Diante da possibilidade de ampliar o surto de doenças relacionadas ao desastre, foi sugerido durante uma reunião do COE-S que fossem realizadas campanhas de vacinação em massa para a população. No entanto, José Marcos alertou que a Central da Rede de Frio do município havia sido danificada, com perda de imunobiológicos e insumos (seringas).
Gisele alertou que uma ação importante era a elaboração de informes sobre a situação de saúde para a população, para a imprensa e outros órgãos envolvidos no processo. Essa medida aumentaria a capilaridade das informações e ajudaria na conscientização da população. Para isso, Francisco acionou então Daniel, responsável pela assessoria de imprensa da prefeitura, para participar do COE-S como um convidado.

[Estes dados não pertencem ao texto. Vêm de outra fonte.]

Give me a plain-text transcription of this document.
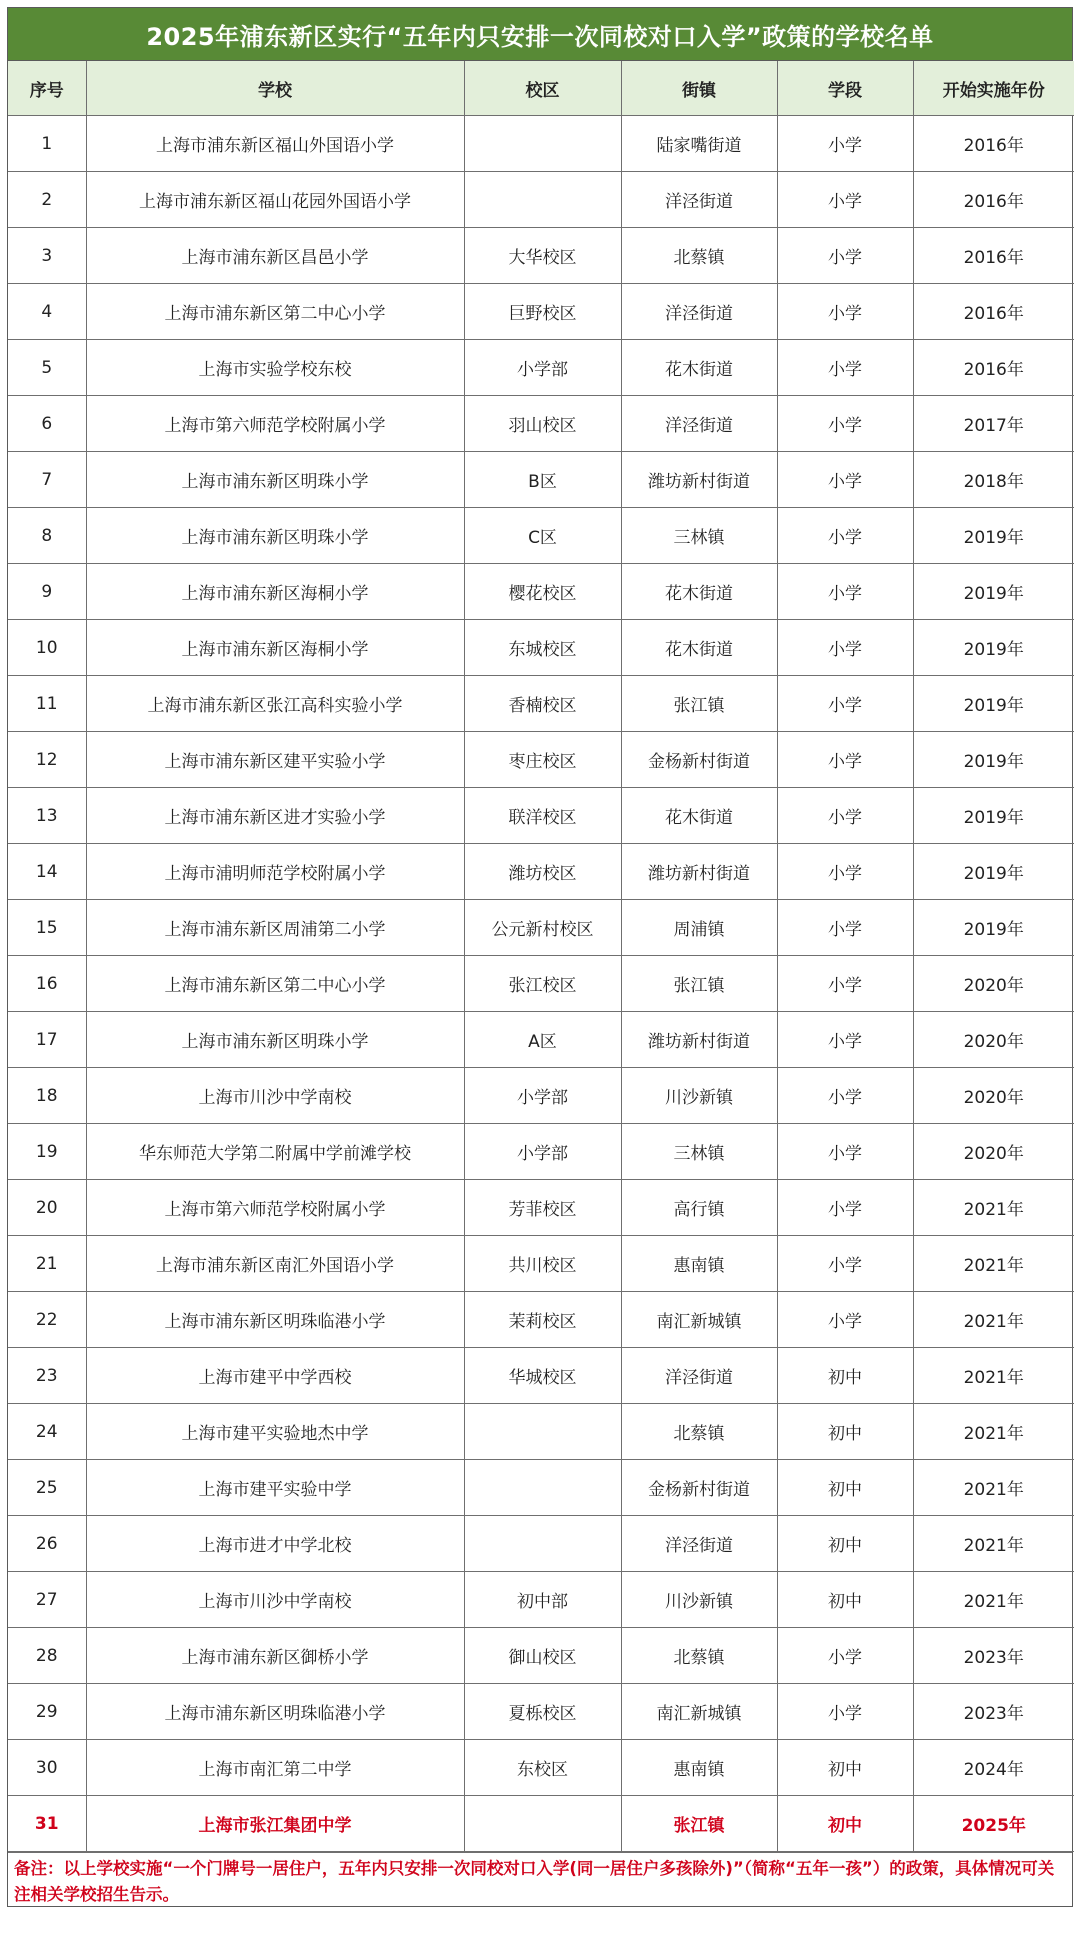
2025年浦东新区实行“五年内只安排一次同校对口入学”政策的学校名单
序号	学校	校区	街镇	学段	开始实施年份
1	上海市浦东新区福山外国语小学		陆家嘴街道	小学	2016年
2	上海市浦东新区福山花园外国语小学		洋泾街道	小学	2016年
3	上海市浦东新区昌邑小学	大华校区	北蔡镇	小学	2016年
4	上海市浦东新区第二中心小学	巨野校区	洋泾街道	小学	2016年
5	上海市实验学校东校	小学部	花木街道	小学	2016年
6	上海市第六师范学校附属小学	羽山校区	洋泾街道	小学	2017年
7	上海市浦东新区明珠小学	B区	潍坊新村街道	小学	2018年
8	上海市浦东新区明珠小学	C区	三林镇	小学	2019年
9	上海市浦东新区海桐小学	樱花校区	花木街道	小学	2019年
10	上海市浦东新区海桐小学	东城校区	花木街道	小学	2019年
11	上海市浦东新区张江高科实验小学	香楠校区	张江镇	小学	2019年
12	上海市浦东新区建平实验小学	枣庄校区	金杨新村街道	小学	2019年
13	上海市浦东新区进才实验小学	联洋校区	花木街道	小学	2019年
14	上海市浦明师范学校附属小学	潍坊校区	潍坊新村街道	小学	2019年
15	上海市浦东新区周浦第二小学	公元新村校区	周浦镇	小学	2019年
16	上海市浦东新区第二中心小学	张江校区	张江镇	小学	2020年
17	上海市浦东新区明珠小学	A区	潍坊新村街道	小学	2020年
18	上海市川沙中学南校	小学部	川沙新镇	小学	2020年
19	华东师范大学第二附属中学前滩学校	小学部	三林镇	小学	2020年
20	上海市第六师范学校附属小学	芳菲校区	高行镇	小学	2021年
21	上海市浦东新区南汇外国语小学	共川校区	惠南镇	小学	2021年
22	上海市浦东新区明珠临港小学	茉莉校区	南汇新城镇	小学	2021年
23	上海市建平中学西校	华城校区	洋泾街道	初中	2021年
24	上海市建平实验地杰中学		北蔡镇	初中	2021年
25	上海市建平实验中学		金杨新村街道	初中	2021年
26	上海市进才中学北校		洋泾街道	初中	2021年
27	上海市川沙中学南校	初中部	川沙新镇	初中	2021年
28	上海市浦东新区御桥小学	御山校区	北蔡镇	小学	2023年
29	上海市浦东新区明珠临港小学	夏栎校区	南汇新城镇	小学	2023年
30	上海市南汇第二中学	东校区	惠南镇	初中	2024年
31	上海市张江集团中学		张江镇	初中	2025年
备注：以上学校实施“一个门牌号一居住户，五年内只安排一次同校对口入学(同一居住户多孩除外)”（简称“五年一孩”）的政策，具体情况可关注相关学校招生告示。
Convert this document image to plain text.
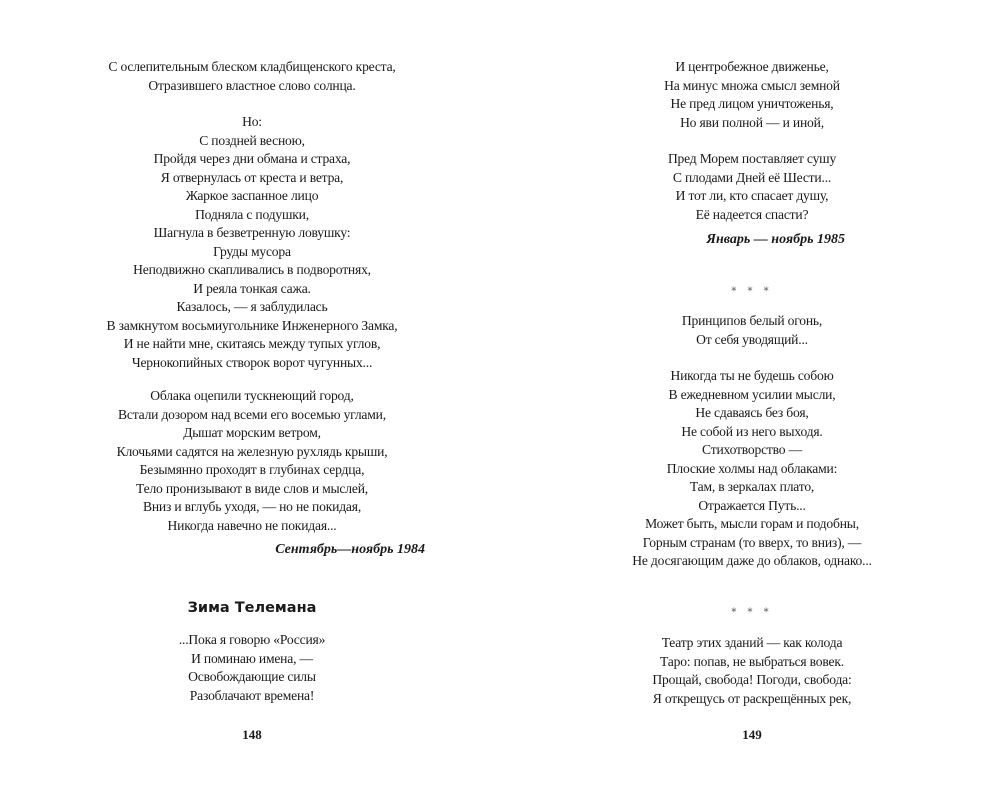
С ослепительным блеском кладбищенского креста,
Отразившего властное слово солнца.
Но:
С поздней весною,
Пройдя через дни обмана и страха,
Я отвернулась от креста и ветра,
Жаркое заспанное лицо
Подняла с подушки,
Шагнула в безветренную ловушку:
Груды мусора
Неподвижно скапливались в подворотнях,
И реяла тонкая сажа.
Казалось, — я заблудилась
В замкнутом восьмиугольнике Инженерного Замка,
И не найти мне, скитаясь между тупых углов,
Чернокопийных створок ворот чугунных...
Облака оцепили тускнеющий город,
Встали дозором над всеми его восемью углами,
Дышат морским ветром,
Клочьями садятся на железную рухлядь крыши,
Безымянно проходят в глубинах сердца,
Тело пронизывают в виде слов и мыслей,
Вниз и вглубь уходя, — но не покидая,
Никогда навечно не покидая...
Сентябрь—ноябрь 1984
Зима Телемана
...Пока я говорю «Россия»
И поминаю имена, —
Освобождающие силы
Разоблачают времена!
148
И центробежное движенье,
На минус множа смысл земной
Не пред лицом уничтоженья,
Но яви полной — и иной,
Пред Морем поставляет сушу
С плодами Дней её Шести...
И тот ли, кто спасает душу,
Её надеется спасти?
Январь — ноябрь 1985
* * *
Принципов белый огонь,
От себя уводящий...
Никогда ты не будешь собою
В ежедневном усилии мысли,
Не сдаваясь без боя,
Не собой из него выходя.
Стихотворство —
Плоские холмы над облаками:
Там, в зеркалах плато,
Отражается Путь...
Может быть, мысли горам и подобны,
Горным странам (то вверх, то вниз), —
Не досягающим даже до облаков, однако...
* * *
Театр этих зданий — как колода
Таро: попав, не выбраться вовек.
Прощай, свобода! Погоди, свобода:
Я открещусь от раскрещённых рек,
149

Fábio reportou também o agravamento dos casos de depressão, ansiedade e estresse pós-traumático na população local, causados, principalmente, pela falta de notícias dos familiares desaparecidos (eram 28) e pela demora no sepultamento dos mortos (203 vítimas fatais). Ele e sua equipe elaboraram um plano de resposta a essa nova realidade, composto, principalmente, por uma série de ações voltadas para a assistência da população afetada. O aumento das demandas e necessidades em saúde mental e atenção psicossocial havia crescido de tal modo que era necessário um maior contingente de profissionais para dar conta dos atendimentos. As equipes que chegavam para dar suporte emergencial e organizar as primeiras ações de resposta, vindas de ONGs ou outros municípios, por exemplo, tinham data marcada para retornar aos seus locais de origem. Francisco, considerando a magnitude dos impactos na saúde mental e compreendendo a importância dessas ações, colocou como pauta para discussão com sua equipe a contratação emergencial de novos profissionais para ampliação da atenção em saúde mental e psicossocial no município.
Nesse momento, Mauro (coordenador de assistência farmacêutica) informa que diversos medicamentos que seriam necessários para o atendimento desses pacientes estavam com seus estoques muito baixos e iriam terminar em breve.